La sconfitta del centrodestra in Sardegna è un caso isolato o è il segno di un «vento che cambia»? «Né l’uno né l’altro, erano elezioni regionali e per rispetto dei cittadini non vanno strumentalizzate a fini di politica nazionale — risponde Massimiliano Fedriga, presidente leghista del Friuli-Venezia Giulia — Comunque, mi pare che il centrodestra abbia preso più voti del centrosinistra».
Sì, . «Gli elettori hanno fatto una valutazione sui candidati. Ma anche qui, Truzzu ha perso per lo 0,4 per cento…».

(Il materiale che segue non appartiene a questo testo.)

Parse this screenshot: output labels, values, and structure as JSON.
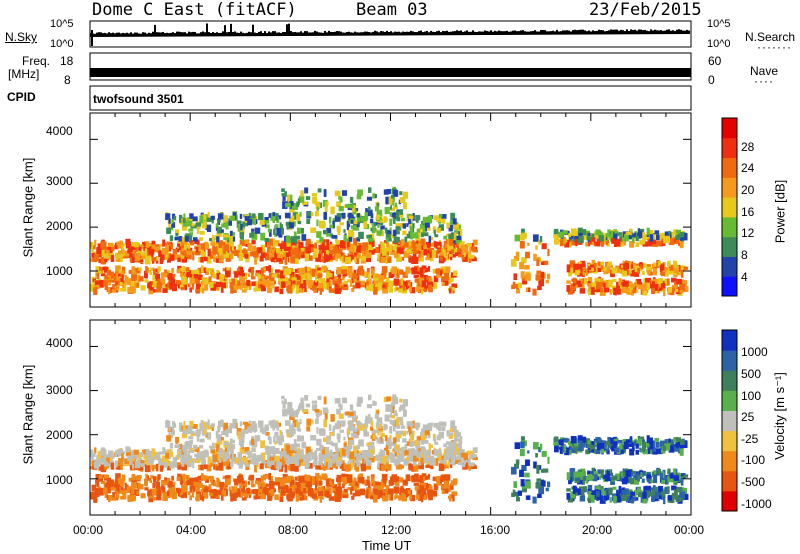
{
  "header": {
    "radar": "Dome C East (fitACF)",
    "beam": "Beam 03",
    "date": "23/Feb/2015"
  },
  "panels": {
    "nsky_label": "N.Sky",
    "nsearch_label": "N.Search",
    "nsky_ticks": [
      "10^5",
      "10^0"
    ],
    "nsearch_ticks": [
      "10^5",
      "10^0"
    ],
    "freq_label": [
      "Freq.",
      "[MHz]"
    ],
    "freq_ticks": [
      "18",
      "8"
    ],
    "nave_label": "Nave",
    "nave_ticks": [
      "60",
      "0"
    ],
    "cpid_label": "CPID",
    "cpid_text": "twofsound 3501"
  },
  "colors": {
    "power": [
      "#1010ff",
      "#2244aa",
      "#3d8c58",
      "#66bb33",
      "#e8c81a",
      "#f59a1a",
      "#f06a10",
      "#ee3010",
      "#e60000"
    ],
    "velocity": [
      "#1030c0",
      "#2c62a8",
      "#3f7f5c",
      "#59b04a",
      "#c0c0bb",
      "#f0c040",
      "#ef8a1a",
      "#e85510",
      "#e00000"
    ]
  },
  "chart_data": [
    {
      "type": "heatmap",
      "name": "power",
      "ylabel": "Slant Range [km]",
      "yticks": [
        1000,
        2000,
        3000,
        4000
      ],
      "ylim": [
        180,
        4600
      ],
      "xlim": [
        0,
        24
      ],
      "colorbar": {
        "label": "Power [dB]",
        "ticks": [
          4,
          8,
          12,
          16,
          20,
          24,
          28
        ],
        "range": [
          0,
          32
        ]
      }
    },
    {
      "type": "heatmap",
      "name": "velocity",
      "ylabel": "Slant Range [km]",
      "yticks": [
        1000,
        2000,
        3000,
        4000
      ],
      "ylim": [
        180,
        4600
      ],
      "xlim": [
        0,
        24
      ],
      "xlabel": "Time UT",
      "xticks": [
        "00:00",
        "04:00",
        "08:00",
        "12:00",
        "16:00",
        "20:00",
        "00:00"
      ],
      "colorbar": {
        "label": "Velocity [m s⁻¹]",
        "ticks": [
          1000,
          500,
          100,
          25,
          -25,
          -100,
          -500,
          -1000
        ]
      }
    }
  ]
}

La sconfitta non deve far riflettere? « Detto che il cambio di orientamento degli elettori mi pare confermi che viviamo in un Paese democratico, torno ad invitare a non piegare il risultato a logiche nazionali. Le valutazioni vanno fatte in Sardegna per capire che cosa non ha funzionato lì».
Qual è lo stato di salute del centrodestra nazionale? «Ad oggi il governo mi pare stia dimostrando grande compattezza su tutte le scelte strategiche. Non vedo le tensioni che vengono descritte. Penso che debba continuare il lavoro guardando non a cosa succede domani ma nei prossimi anni».
Cosa intende dire? «Serve una politica di prospettiva. Noi italiani siamo bravissimi nell’emergenza ma continuiamo ad avere problemi nella programmazione strategica. Abbiamo sempre l’occhio puntato sulla prossima elezione e questo ci rende deboli nella competizione internazionale».
Serve uno sguardo lungo. «Non solo. Bisogna anche avere il coraggio di spiegare ai cittadini le scelte difficili che vanno fatte in un’ottica di lealtà. Se invece ci si lancia in promesse (dal reddito di cittadinanza alle pensioni) per conquistare gli elettori non si va molto lontano».
Lo dice anche al suo schieramento, ovviamente? «Certo, tutti devono cambiare logica. Abbandonare le personalizzazioni e pensare al bene del Paese in una visione di lungo termine».
Ma la politica italiana ragiona in altro modo. Per esempio, i leghisti veneti sono molto critici con Matteo Salvini. «Lo spirito di unità è fondamentale. È giusto fare tutte le riflessioni del caso, ma poi bisogna andare avanti con compattezza».
La Lega, però, sta perdendo colpi. «È chiaro che non è più il partito che prendeva il 34 per cento. Ma dobbiamo continuare a costruire con lo spirito che dicevo prima».
Il Ponte sullo Stretto, che ai leghisti del Nord non piace, rientra in questa logica? «Usciamo dalla logica della contrapposizione e pensiamo a ciò che serve per lo sviluppo dell’Italia. Serve il Ponte e serve, se guardo a casa mia, il Corridoio 5 (collegamento tra Venezia, Trieste, Budapest, Leopoli e Kiev)».
«Salvini è al capolinea» dice qualcuno. «Matteo si è preso la responsabilità di guidare il partito in momenti buoni e in momenti difficili. Credo che lo spirito di squadra e di unità debba prevalere».
Nel toto-segretario spiccano i nomi Fedriga e Zaia. «Leggo i retroscena, ma assicuro che sono interessato solo a continuare a fare il presidente della mia Regione».
Non le va di dedicarsi alla politica? «Beh, anche l’amministratore, con le sue scelte, fa politica. Vivo con entusiasmo il ruolo che svolgo adesso. Mi ha cambiato la prospettiva. Mi ha fatto capire che bisogna combattere le idee e non attaccare le persone. Su questo ho commesso degli errori».
Zaia «merita» il terzo mandato? «Credo che sia sbagliato scegliere le regole della partecipazione democratica rispetto alle opportunità dell’uno o dell’altro. La possibilità di scelta per i cittadini viene prima di tutto. Essendo quelle Regionali elezioni dirette, il potere sta nelle mani dei cittadini, limitarlo significa indebolire la partecipazione al processo democratico».
A chi rimpiange la Lega Nord cosa risponde? «Tutto nasce da lì. L’autonomia è una evoluzione della battaglia per dare voce e rappresentanza ai territori. E dobbiamo valorizzare questo concetto sempre di più».